You begin the day with great expectation. Freshly laundered and ironed trouser, fresh new shirt, crisp handkerchief, socks, all co-ordinated, all pervading a newness that exhilarates me after a hiatus of two days. Yesterday was the bandh (everything closed) and the day before was a Sunday. So I had two days to catch up on a lot of writing. Got some new insights which I have incorporated into the work-in-progress novel "Mr. Bandookwala, M.B.A., Harvard."
But a suburban train ride and two hours have passed. Those two hours changed everything. I am feeling as disoriented and as crumpled as a discarded tissue. The train was crowded and I was standing on my toes all along, beside people all wet, trying not to be stepped on the toes.

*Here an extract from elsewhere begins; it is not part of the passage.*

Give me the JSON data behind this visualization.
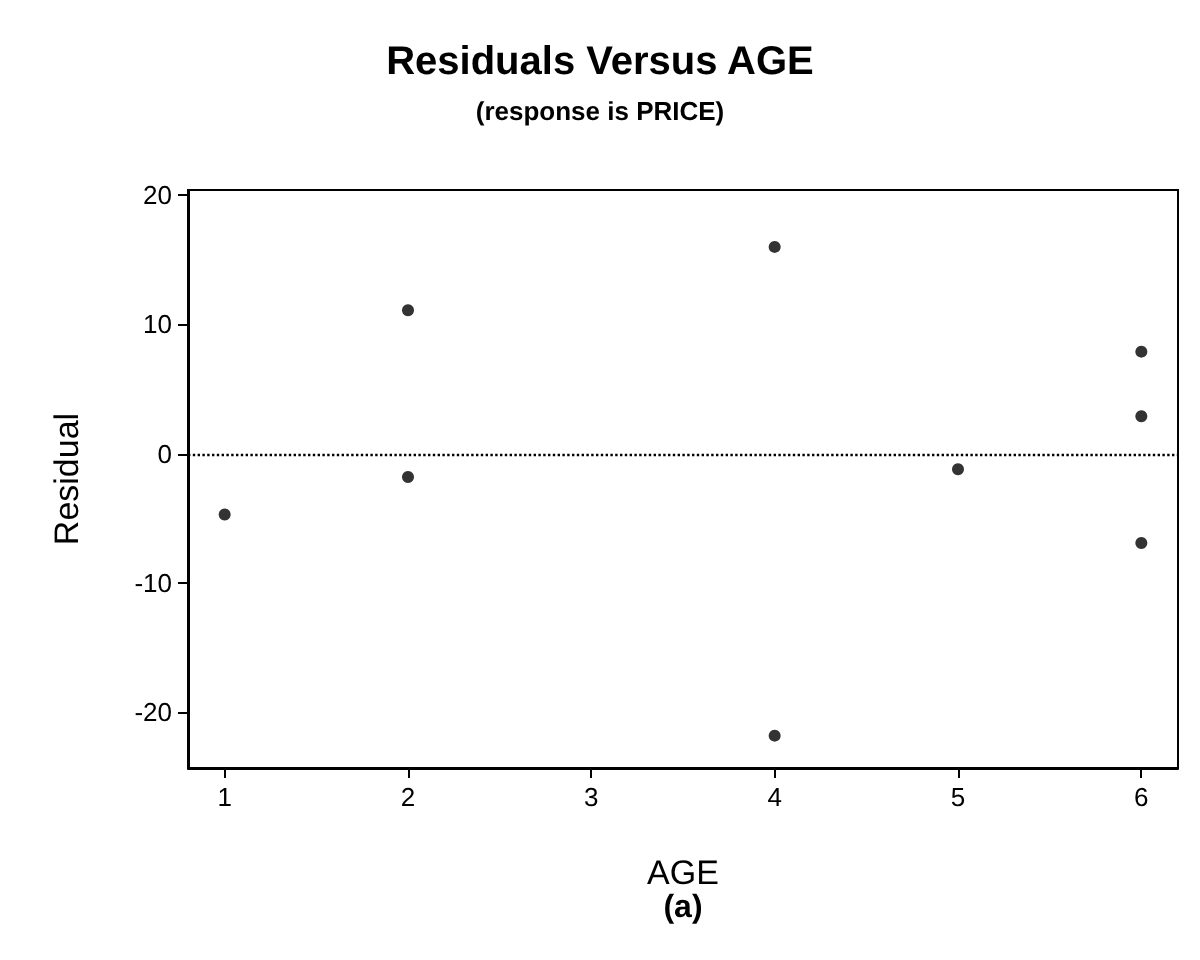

My shoes are patent leather and I don't like them being stepped on, "Don't step on my blue suede shoes," so Elvis crooned in "Blue Suede Shoes." Ah, something similar.
Then at V.T. there's a vile and unrepentant rain falling. There's a sea emptying, and a sea of people being soaked to their bones, a huddle of wet bodies sullenly making their way to work. The Azad Maidan is flooded and a wary crowd wades through the water. I take a long cut, a detour via the VSNL telecom tower, then down Fashion Street to Bombay Gymnasium to New Marine Lines. The water's pouring down my umbrella, my starched trousers are soaked, the creases gone, my patent leather shoe is full of water, my shirt is wet and clings to my skin, and the bag with my lunch is also soaked. I am wet and in a dither which feeling stays through the day.
A sad twist to a promising day, the first of the really malicious storm that descends every year. But this monsoon too I have resolved to take nature and rain in my strides. That sounds brave.